The Instapundit points to this article in the BBC. Apparently, a 300-meter object came within a whisker (in cosmological terms, as such things go–it was not quite as close as the Moon) of hitting us. If it had, it would have been a very bad day for whichever continent it hit, unless it hit in the ocean (actually more likely, since that’s what constitutes a majority of the earth’s surface), in which case all of the surrounding coastlines, and objects on their edge, would have been temporarily moved inland a few hundred miles.
Dr Benny Peiser of Liverpool John Moores University, UK, told BBC News Online: “The fact that this object was discovered less than a month ago leads to the question of if we would have had enough time to do anything about it had it been on a collision course with us.
“Of course the answer is no; there is nothing we could have done about it.
“It is a reminder of the objects that are out there. It is a reminder of what is going to happen unless we track them more efficiently than we do and make better preparations to defend our planet,” says Dr Peiser.
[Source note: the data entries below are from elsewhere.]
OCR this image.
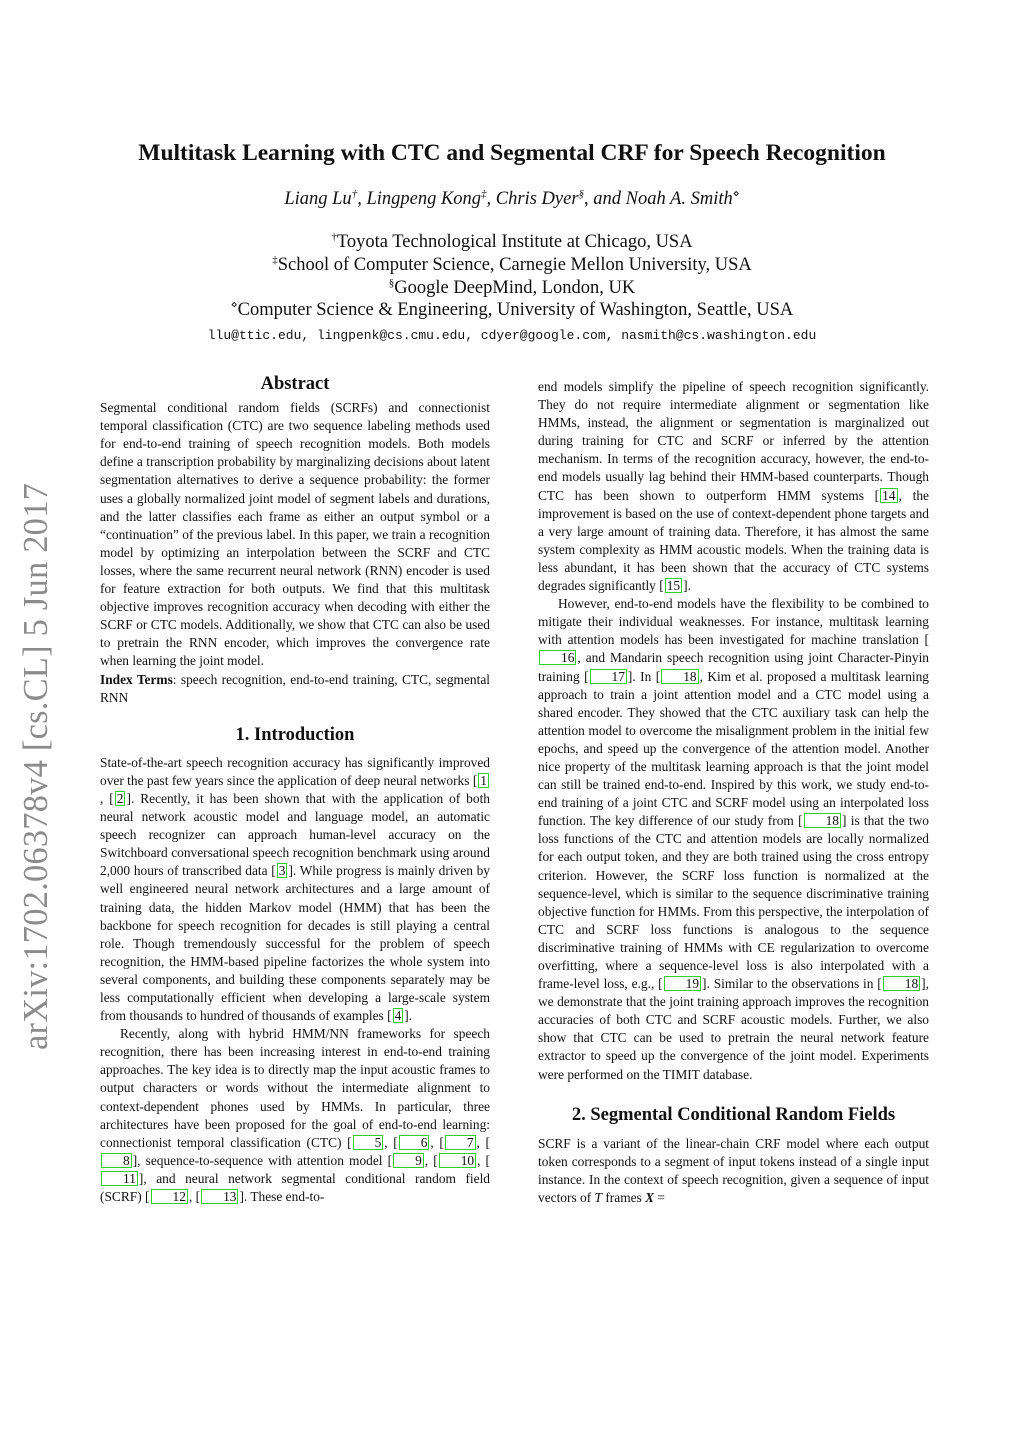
Multitask Learning with CTC and Segmental CRF for Speech Recognition
Liang Lu†, Lingpeng Kong‡, Chris Dyer§, and Noah A. Smith⋄
†Toyota Technological Institute at Chicago, USA
‡School of Computer Science, Carnegie Mellon University, USA
§Google DeepMind, London, UK
⋄Computer Science & Engineering, University of Washington, Seattle, USA
llu@ttic.edu, lingpenk@cs.cmu.edu, cdyer@google.com, nasmith@cs.washington.edu
arXiv:1702.06378v4 [cs.CL] 5 Jun 2017
Abstract

Segmental conditional random fields (SCRFs) and connectionist temporal classification (CTC) are two sequence labeling methods used for end-to-end training of speech recognition models. Both models define a transcription probability by marginalizing decisions about latent segmentation alternatives to derive a sequence probability: the former uses a globally normalized joint model of segment labels and durations, and the latter classifies each frame as either an output symbol or a “continuation” of the previous label. In this paper, we train a recognition model by optimizing an interpolation between the SCRF and CTC losses, where the same recurrent neural network (RNN) encoder is used for feature extraction for both outputs. We find that this multitask objective improves recognition accuracy when decoding with either the SCRF or CTC models. Additionally, we show that CTC can also be used to pretrain the RNN encoder, which improves the convergence rate when learning the joint model.

Index Terms: speech recognition, end-to-end training, CTC, segmental RNN

1. Introduction

State-of-the-art speech recognition accuracy has significantly improved over the past few years since the application of deep neural networks [ 1, [ 2 ]. Recently, it has been shown that with the application of both neural network acoustic model and language model, an automatic speech recognizer can approach human-level accuracy on the Switchboard conversational speech recognition benchmark using around 2,000 hours of transcribed data [ 3 ]. While progress is mainly driven by well engineered neural network architectures and a large amount of training data, the hidden Markov model (HMM) that has been the backbone for speech recognition for decades is still playing a central role. Though tremendously successful for the problem of speech recognition, the HMM-based pipeline factorizes the whole system into several components, and building these components separately may be less computationally efficient when developing a large-scale system from thousands to hundred of thousands of examples [ 4 ].

Recently, along with hybrid HMM/NN frameworks for speech recognition, there has been increasing interest in end-to-end training approaches. The key idea is to directly map the input acoustic frames to output characters or words without the intermediate alignment to context-dependent phones used by HMMs. In particular, three architectures have been proposed for the goal of end-to-end learning: connectionist temporal classification (CTC) [ 5 , [ 6 , [ 7 , [8 ], sequence-to-sequence with attention model [ 9 , [ 10 , [11 ], and neural network segmental conditional random field (SCRF) [ 12 , [ 13 ]. These end-to-

end models simplify the pipeline of speech recognition significantly. They do not require intermediate alignment or segmentation like HMMs, instead, the alignment or segmentation is marginalized out during training for CTC and SCRF or inferred by the attention mechanism. In terms of the recognition accuracy, however, the end-to-end models usually lag behind their HMM-based counterparts. Though CTC has been shown to outperform HMM systems [ 14 , the improvement is based on the use of context-dependent phone targets and a very large amount of training data. Therefore, it has almost the same system complexity as HMM acoustic models. When the training data is less abundant, it has been shown that the accuracy of CTC systems degrades significantly [ 15 ].

However, end-to-end models have the flexibility to be combined to mitigate their individual weaknesses. For instance, multitask learning with attention models has been investigated for machine translation [16 , and Mandarin speech recognition using joint Character-Pinyin training [ 17 ]. In [ 18 , Kim et al. proposed a multitask learning approach to train a joint attention model and a CTC model using a shared encoder. They showed that the CTC auxiliary task can help the attention model to overcome the misalignment problem in the initial few epochs, and speed up the convergence of the attention model. Another nice property of the multitask learning approach is that the joint model can still be trained end-to-end. Inspired by this work, we study end-to-end training of a joint CTC and SCRF model using an interpolated loss function. The key difference of our study from [ 18 ] is that the two loss functions of the CTC and attention models are locally normalized for each output token, and they are both trained using the cross entropy criterion. However, the SCRF loss function is normalized at the sequence-level, which is similar to the sequence discriminative training objective function for HMMs. From this perspective, the interpolation of CTC and SCRF loss functions is analogous to the sequence discriminative training of HMMs with CE regularization to overcome overfitting, where a sequence-level loss is also interpolated with a frame-level loss, e.g., [ 19 ]. Similar to the observations in [ 18 ], we demonstrate that the joint training approach improves the recognition accuracies of both CTC and SCRF acoustic models. Further, we also show that CTC can be used to pretrain the neural network feature extractor to speed up the convergence of the joint model. Experiments were performed on the TIMIT database.

2. Segmental Conditional Random Fields

SCRF is a variant of the linear-chain CRF model where each output token corresponds to a segment of input tokens instead of a single input instance. In the context of speech recognition, given a sequence of input vectors of T frames X =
Glenn correctly points out that one of the reasons that having robust space capabilities (I really dislike the term space program, because it connotes so much of what’s wrong with the way that we do space) is important is that because until we have large-scale habitation off planet, our species (and most others on the planet) will remain vulnerable to this “all eggs in one basket approach.”
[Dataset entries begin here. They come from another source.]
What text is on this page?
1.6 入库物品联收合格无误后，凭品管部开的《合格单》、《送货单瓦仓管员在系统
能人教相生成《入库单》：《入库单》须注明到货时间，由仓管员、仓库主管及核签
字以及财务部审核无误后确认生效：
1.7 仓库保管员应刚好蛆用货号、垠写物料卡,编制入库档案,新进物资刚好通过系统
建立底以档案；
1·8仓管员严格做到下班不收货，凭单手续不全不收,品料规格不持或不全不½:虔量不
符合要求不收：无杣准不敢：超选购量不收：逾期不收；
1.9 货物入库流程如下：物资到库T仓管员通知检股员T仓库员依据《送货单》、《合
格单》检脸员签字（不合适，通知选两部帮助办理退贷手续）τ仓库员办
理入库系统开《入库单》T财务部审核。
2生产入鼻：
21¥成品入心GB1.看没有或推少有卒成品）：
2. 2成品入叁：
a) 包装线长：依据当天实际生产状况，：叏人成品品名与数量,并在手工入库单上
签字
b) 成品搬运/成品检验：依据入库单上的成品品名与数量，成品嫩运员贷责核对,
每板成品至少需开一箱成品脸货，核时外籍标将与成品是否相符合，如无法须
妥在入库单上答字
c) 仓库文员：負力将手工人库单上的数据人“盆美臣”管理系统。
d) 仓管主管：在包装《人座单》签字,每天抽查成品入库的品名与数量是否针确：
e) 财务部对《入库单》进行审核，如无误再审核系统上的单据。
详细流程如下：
But there’s one other comment to make. In the above quote, in which Dr. Peiser says “there is nothing we could have done about it,” the tense is correct, but it implies that this condition was inevitable, and will remain true forever, when in fact, with different choices made decades ago, there might have been something that we could have done about it.
Also, we may be able to do things about it in the future, even with only a month’s warning, or even a week. But it means getting serious about developing space capabilities. Unfortunately, space remains unimportant to the nation, and NASA is important only to those who directly benefit from the pork that it generates. In order for this to change, events like this need to get more publicity, and the public discourse on the subject has to get much more thoughtful.